Das ist kein Programmier-Problem, sondern eine seeeehr grob und fachlich formulierte Anforderung.
Das ist in etwa so, als hättest du gesagst: "Ich will ein Spiel entwickeln und will, dass immer, wenn der Benutzer die linke Maustaste drückt, dass er mit seiner aktuell gewählten Waffe schießt."
Ja, toll.
Es gibt eine Gazillion mögliche Wege, das umzusetzen.
Genauso wie bei dir.
Welchen Ansatz wählst du denn für den Server? Einfach nur Servlets? Oder ein Web-Framework?


----------



## Oneixee5 (24. Jan 2022)

Verstehe ich das richtig, du möchtset ein Bild downloaden? Wenn das so ist, dann erzeuge einen Ordner images und speichere dein Bild dort. Der Ordner images muss natürlich im Zugriff deines Webservers liegen. Wo das genau ist hängt von deinem Server ab. Ein gesondertes Programm benötigst du dazu nicht.


----------



## httpdigest (24. Jan 2022)

Oneixee5 hat gesagt.:


> Ein gesondertes Programm benötigst du dazu nicht.


Naja, doch? Er braucht einen HTTP Server (Webserver). Ich habe verstanden, dass er genau das mit Java-Mitteln machen möchte.
Er kann natürlich auch einfach ein fertiges separates Programm (nginx, Apache HTTP Server, node http-server, python server, etc.) verwenden.
Aber ein separates Programm braucht er schon.


----------



## Oneixee5 (24. Jan 2022)

httpdigest hat gesagt.:


> Naja, doch? Er braucht einen HTTP Server (Webserver). Ich habe verstanden, dass er genau das mit Java-Mitteln machen möchte.
> Er kann natürlich auch einfach ein fertiges separates Programm (nginx, Apache HTTP Server, node http-server, python server, etc.) verwenden.
> Aber ein separates Programm braucht er schon.


Das habe ich doch geschrieben...


----------



## ErfinderLabyrinth (24. Jan 2022)

Oneixee5 hat gesagt.:


> Verstehe ich das richtig, du möchtset ein Bild downloaden?
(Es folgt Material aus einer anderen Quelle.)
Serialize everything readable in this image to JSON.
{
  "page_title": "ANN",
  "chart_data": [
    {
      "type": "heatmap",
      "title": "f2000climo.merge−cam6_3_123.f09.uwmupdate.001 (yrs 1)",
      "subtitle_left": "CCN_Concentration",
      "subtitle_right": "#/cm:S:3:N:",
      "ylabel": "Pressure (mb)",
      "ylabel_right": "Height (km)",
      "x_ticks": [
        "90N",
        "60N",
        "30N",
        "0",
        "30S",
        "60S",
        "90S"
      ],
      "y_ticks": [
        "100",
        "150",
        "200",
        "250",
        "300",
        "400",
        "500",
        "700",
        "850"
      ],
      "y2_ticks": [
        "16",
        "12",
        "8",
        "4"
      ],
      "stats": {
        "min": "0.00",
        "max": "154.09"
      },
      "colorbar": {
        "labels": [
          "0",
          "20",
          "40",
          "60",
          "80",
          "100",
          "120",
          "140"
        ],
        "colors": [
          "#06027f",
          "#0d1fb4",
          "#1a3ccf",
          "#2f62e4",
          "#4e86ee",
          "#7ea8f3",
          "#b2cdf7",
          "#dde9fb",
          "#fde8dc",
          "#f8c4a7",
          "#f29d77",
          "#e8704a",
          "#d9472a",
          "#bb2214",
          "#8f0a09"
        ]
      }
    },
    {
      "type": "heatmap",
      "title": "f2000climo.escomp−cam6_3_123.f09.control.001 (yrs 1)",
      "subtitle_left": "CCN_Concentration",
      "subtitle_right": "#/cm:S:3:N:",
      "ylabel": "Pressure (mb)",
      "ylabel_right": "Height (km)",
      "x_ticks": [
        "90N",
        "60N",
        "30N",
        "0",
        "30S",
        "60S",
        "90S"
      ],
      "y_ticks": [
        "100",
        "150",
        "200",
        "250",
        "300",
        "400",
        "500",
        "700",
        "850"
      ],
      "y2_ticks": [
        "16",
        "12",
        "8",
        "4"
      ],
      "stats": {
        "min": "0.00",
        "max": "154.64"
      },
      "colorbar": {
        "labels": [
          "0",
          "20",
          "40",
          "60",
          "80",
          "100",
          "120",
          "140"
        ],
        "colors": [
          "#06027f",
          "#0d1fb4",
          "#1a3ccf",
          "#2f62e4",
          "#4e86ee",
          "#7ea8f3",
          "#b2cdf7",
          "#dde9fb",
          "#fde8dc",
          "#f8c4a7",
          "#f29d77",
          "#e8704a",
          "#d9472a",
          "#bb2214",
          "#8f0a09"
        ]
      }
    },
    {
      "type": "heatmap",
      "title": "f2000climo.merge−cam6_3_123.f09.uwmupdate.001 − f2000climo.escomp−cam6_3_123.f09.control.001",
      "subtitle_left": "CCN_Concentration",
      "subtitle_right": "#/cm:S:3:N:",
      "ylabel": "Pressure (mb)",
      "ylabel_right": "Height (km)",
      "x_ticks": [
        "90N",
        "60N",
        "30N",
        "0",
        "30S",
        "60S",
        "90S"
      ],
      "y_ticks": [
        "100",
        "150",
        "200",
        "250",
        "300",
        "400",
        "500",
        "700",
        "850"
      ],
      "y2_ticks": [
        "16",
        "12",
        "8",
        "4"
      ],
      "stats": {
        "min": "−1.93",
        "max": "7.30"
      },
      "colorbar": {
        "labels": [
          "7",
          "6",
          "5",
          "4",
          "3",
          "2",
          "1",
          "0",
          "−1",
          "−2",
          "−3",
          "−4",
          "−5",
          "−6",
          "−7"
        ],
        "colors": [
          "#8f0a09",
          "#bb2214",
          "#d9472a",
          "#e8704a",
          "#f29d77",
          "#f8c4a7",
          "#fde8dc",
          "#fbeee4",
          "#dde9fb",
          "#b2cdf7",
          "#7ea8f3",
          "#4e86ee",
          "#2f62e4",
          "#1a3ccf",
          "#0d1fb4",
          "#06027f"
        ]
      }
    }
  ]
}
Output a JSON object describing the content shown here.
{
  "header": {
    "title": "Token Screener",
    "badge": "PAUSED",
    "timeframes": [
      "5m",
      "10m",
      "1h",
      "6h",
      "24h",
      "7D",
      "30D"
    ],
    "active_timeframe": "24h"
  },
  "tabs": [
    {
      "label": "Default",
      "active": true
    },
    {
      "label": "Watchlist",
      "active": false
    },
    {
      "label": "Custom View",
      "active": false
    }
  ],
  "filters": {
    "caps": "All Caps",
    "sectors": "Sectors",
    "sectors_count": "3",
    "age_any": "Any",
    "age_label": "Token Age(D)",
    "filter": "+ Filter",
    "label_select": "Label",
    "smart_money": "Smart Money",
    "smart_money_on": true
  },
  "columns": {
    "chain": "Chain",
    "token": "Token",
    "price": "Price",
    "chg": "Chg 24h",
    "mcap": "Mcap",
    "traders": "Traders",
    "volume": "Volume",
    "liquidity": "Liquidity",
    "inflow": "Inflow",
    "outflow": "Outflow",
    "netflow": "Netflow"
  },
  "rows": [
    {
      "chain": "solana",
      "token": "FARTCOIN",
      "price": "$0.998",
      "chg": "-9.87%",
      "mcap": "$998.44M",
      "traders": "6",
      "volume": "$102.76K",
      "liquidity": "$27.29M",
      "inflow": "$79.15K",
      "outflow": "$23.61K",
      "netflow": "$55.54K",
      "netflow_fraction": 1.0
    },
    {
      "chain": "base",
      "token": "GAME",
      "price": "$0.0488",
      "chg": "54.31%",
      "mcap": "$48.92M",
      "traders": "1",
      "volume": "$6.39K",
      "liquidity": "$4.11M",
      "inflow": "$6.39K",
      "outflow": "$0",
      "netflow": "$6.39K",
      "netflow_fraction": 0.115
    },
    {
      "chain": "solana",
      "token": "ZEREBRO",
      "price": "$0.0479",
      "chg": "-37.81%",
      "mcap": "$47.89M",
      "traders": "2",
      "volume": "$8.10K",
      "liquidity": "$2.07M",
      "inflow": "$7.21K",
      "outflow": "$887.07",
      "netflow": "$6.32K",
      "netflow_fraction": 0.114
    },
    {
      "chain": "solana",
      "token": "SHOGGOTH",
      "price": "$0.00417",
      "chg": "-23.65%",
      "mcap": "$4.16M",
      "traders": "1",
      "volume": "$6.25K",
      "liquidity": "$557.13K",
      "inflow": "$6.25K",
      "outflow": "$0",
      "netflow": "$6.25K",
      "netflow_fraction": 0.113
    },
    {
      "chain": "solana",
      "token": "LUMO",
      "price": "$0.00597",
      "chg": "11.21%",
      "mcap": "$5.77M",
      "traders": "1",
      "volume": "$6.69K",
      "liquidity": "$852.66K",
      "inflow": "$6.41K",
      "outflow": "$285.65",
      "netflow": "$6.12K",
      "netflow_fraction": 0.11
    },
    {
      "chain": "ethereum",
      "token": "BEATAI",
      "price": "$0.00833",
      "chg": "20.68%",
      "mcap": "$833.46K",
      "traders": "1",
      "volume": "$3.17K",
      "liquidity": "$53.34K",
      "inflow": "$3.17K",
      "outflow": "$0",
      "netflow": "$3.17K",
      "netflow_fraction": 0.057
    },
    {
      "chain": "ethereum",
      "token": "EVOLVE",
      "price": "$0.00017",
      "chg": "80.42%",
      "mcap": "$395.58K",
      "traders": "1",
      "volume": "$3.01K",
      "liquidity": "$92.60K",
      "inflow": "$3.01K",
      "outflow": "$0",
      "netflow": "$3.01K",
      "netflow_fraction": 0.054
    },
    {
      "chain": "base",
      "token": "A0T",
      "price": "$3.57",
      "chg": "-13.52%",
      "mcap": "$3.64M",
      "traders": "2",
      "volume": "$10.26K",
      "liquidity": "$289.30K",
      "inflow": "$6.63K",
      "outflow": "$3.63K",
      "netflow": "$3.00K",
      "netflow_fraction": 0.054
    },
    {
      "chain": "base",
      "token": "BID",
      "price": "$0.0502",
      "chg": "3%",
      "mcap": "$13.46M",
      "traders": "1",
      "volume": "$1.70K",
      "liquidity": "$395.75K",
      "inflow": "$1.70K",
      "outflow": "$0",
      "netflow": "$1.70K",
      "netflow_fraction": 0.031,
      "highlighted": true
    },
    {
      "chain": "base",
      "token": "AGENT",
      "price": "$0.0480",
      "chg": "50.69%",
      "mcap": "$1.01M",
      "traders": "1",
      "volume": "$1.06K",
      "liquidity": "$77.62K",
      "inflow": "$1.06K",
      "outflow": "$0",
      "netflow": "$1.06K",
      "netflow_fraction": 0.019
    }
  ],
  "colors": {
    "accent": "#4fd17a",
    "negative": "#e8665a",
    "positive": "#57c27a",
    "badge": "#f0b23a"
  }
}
Wenn das so ist, dann erzeuge einen Ordner images und speichere dein Bild dort. Der Ordner images muss natürlich im Zugriff deines Webservers liegen. Wo das genau ist hängt von deinem Server ab. Ein gesondertes Programm benötigst du dazu nicht.


nicht downloaden, sondern nur übergeben, das dieses Bild auf der Website angezeigt wird


----------



## Oneixee5 (24. Jan 2022)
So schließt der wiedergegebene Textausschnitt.